Most of what you need is already installed on the machine, and as I understand it a correctly implement Docker container will do most of the work for you in terms of accessing the right drivers and CUDA toolkit etc. However you will need to install Docker as a new user and set that up correctly in the first place.
If Docker is not already installed, install that. I ended up completely uninstalling anything to do with Docker as I found that Docker-Compose was installed using Snap, which I read somewhere is not recommended by Docker. So I followed the official instructions here.
Then follow the Nvidia-Docker Quickstart instructions here. The line sudo systemctl restart docker will likely not work, so run:
$ sudo apt install docker.io
$ sudo systemctl restart docker
Docker should now be set up. However to run nvidia/cuda containers (as is one of the preliminary test containers on the Tensorflow Docker guide), you need to specify the runtime. This command just prints the details of the graphics card, but from inside the container, so if this works you should be all good:
$ sudo docker run --gpus all --rm nvidia/cuda:9.0-runtime nvidia/smi
You can now run some more involved ML models, such as the GAN-Explorer which has a Docker command like so:
$ sudo docker run -it --rm --user=$(id -u $USER):$(id -g $USER) --env="DISPLAY" --volume="/tmp/.X11-unix:/tmp/.X11-unix:rw" --env="QT_X11_NO_MITSHM=1" --gpus all -ti previtus/demo-gan-explorer
Working with Tensorflow Docker conatiners is proving to be very useful. I just ran some small scale tests using an example MNIST classification model from the Tensorflow website. Containers keeps things very simple, you don’t need to worry about pip install-ing anything, you just write your python code using Tensorflow as you would normally, spin up a Tensorflow container and just run your script from inside the container. This allowed me to run the same script on the CPU and then on the GPU just by changing container.
To run on the CPU:
$ sudo docker run -it --rm -v /home/josh/thesis/tf-docker:/tmp -w /tmp tensorflow/tensorflow python script.py
And on the GPU:
sudo docker run --gpus all -it --rm -v /home/josh/thesis/tf-docker:/tmp -w /tmp tensorflow/tensorflow:latest-gpu python script.py
Each test took 71.74s and 11.23s respectively.

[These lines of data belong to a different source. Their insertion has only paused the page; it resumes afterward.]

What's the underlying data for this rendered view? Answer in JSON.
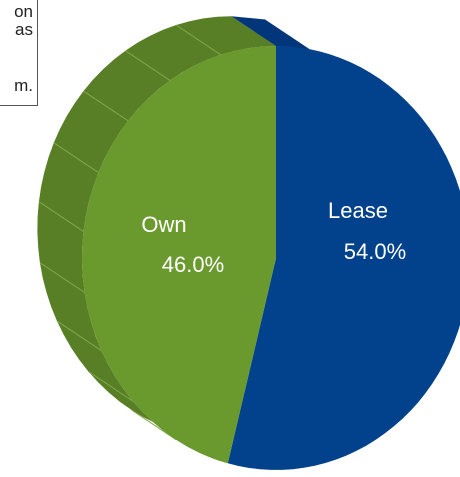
{
  "callout": {
    "lines": [
      "on",
      "as",
      "m."
    ]
  },
  "chart_data": {
    "type": "pie",
    "title": "",
    "slices": [
      {
        "label": "Lease",
        "value": 54.0,
        "value_label": "54.0%",
        "color": "#02428C",
        "side_color": "#01367A"
      },
      {
        "label": "Own",
        "value": 46.0,
        "value_label": "46.0%",
        "color": "#6A9A2E",
        "side_color": "#587F26"
      }
    ]
  }
}
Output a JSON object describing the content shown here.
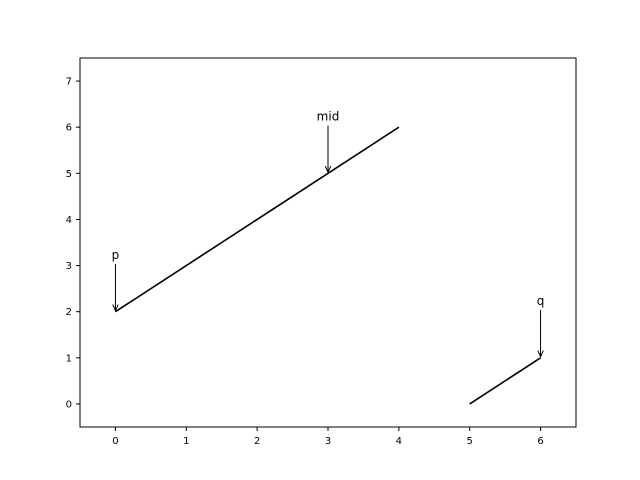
{
  "chart_data": {
    "type": "line",
    "title": "",
    "xlabel": "",
    "ylabel": "",
    "xlim": [
      -0.5,
      6.5
    ],
    "ylim": [
      -0.5,
      7.5
    ],
    "x_ticks": [
      {
        "value": 0,
        "label": "0"
      },
      {
        "value": 1,
        "label": "1"
      },
      {
        "value": 2,
        "label": "2"
      },
      {
        "value": 3,
        "label": "3"
      },
      {
        "value": 4,
        "label": "4"
      },
      {
        "value": 5,
        "label": "5"
      },
      {
        "value": 6,
        "label": "6"
      }
    ],
    "y_ticks": [
      {
        "value": 0,
        "label": "0"
      },
      {
        "value": 1,
        "label": "1"
      },
      {
        "value": 2,
        "label": "2"
      },
      {
        "value": 3,
        "label": "3"
      },
      {
        "value": 4,
        "label": "4"
      },
      {
        "value": 5,
        "label": "5"
      },
      {
        "value": 6,
        "label": "6"
      },
      {
        "value": 7,
        "label": "7"
      }
    ],
    "grid": false,
    "legend": false,
    "line_color": "#000000",
    "series": [
      {
        "points": [
          [
            0,
            2
          ],
          [
            4,
            6
          ]
        ]
      },
      {
        "points": [
          [
            5,
            0
          ],
          [
            6,
            1
          ]
        ]
      }
    ],
    "annotations": [
      {
        "text": "p",
        "point": [
          0,
          2
        ],
        "text_pos": [
          0,
          3.1
        ]
      },
      {
        "text": "mid",
        "point": [
          3,
          5
        ],
        "text_pos": [
          3,
          6.1
        ]
      },
      {
        "text": "q",
        "point": [
          6,
          1
        ],
        "text_pos": [
          6,
          2.1
        ]
      }
    ]
  }
}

Dockerfile and Docker Compose
You can then use Docker-Compose to make the run command a bit more concise. For example, to build a simple Tensorflow image with a custom startup script create a Dockerfile as follows:
FROM tensorflow/tensorflow
WORKDIR /<root directory of app>
COPY . .
CMD ["bash"]
This will allow you to run $ docker build -t tf-cpu . which will create a Docker image on your machine, running $ docker images should show the image named tf-cpu (this is actually called a tag and you can tag it whatever you want). You can then run this image with:
$ sudo docker run -it --rm -v /home/josh/thesis/tf-docker:/tmp -w /tmp tf-cpu
Notice the newly created image as the last argument. However to make this even more concise we can use Docker-Compose. Create an accompanying docker-compose.yml file:
version: "3.8"
services:
tf-cpu:
image: tensorflow/tensorflow
command: bash
working_dir: /<name of root folder>
volumes:
- ./:/<path to root folder, or desired volume location on host machine (I just use the root, same as above)>
This allows us to put the working directory and the volumes in a file which were previously passed as -w and -v flags in the above command line argument. Now we can run our container using docker-compose:
$ docker-compose run tf-cpu
tf-cpu is the name of the service declared in docker-compose.yml, and we need to use docker-compose run to get an interactive container, whereas you will most often see docker-compose up ... online.
I’ve spent some time playing around with Docker which will hopefully mean making projects which can take advantage of these premade images a lot easier and hopefully it will help someone out in the future too.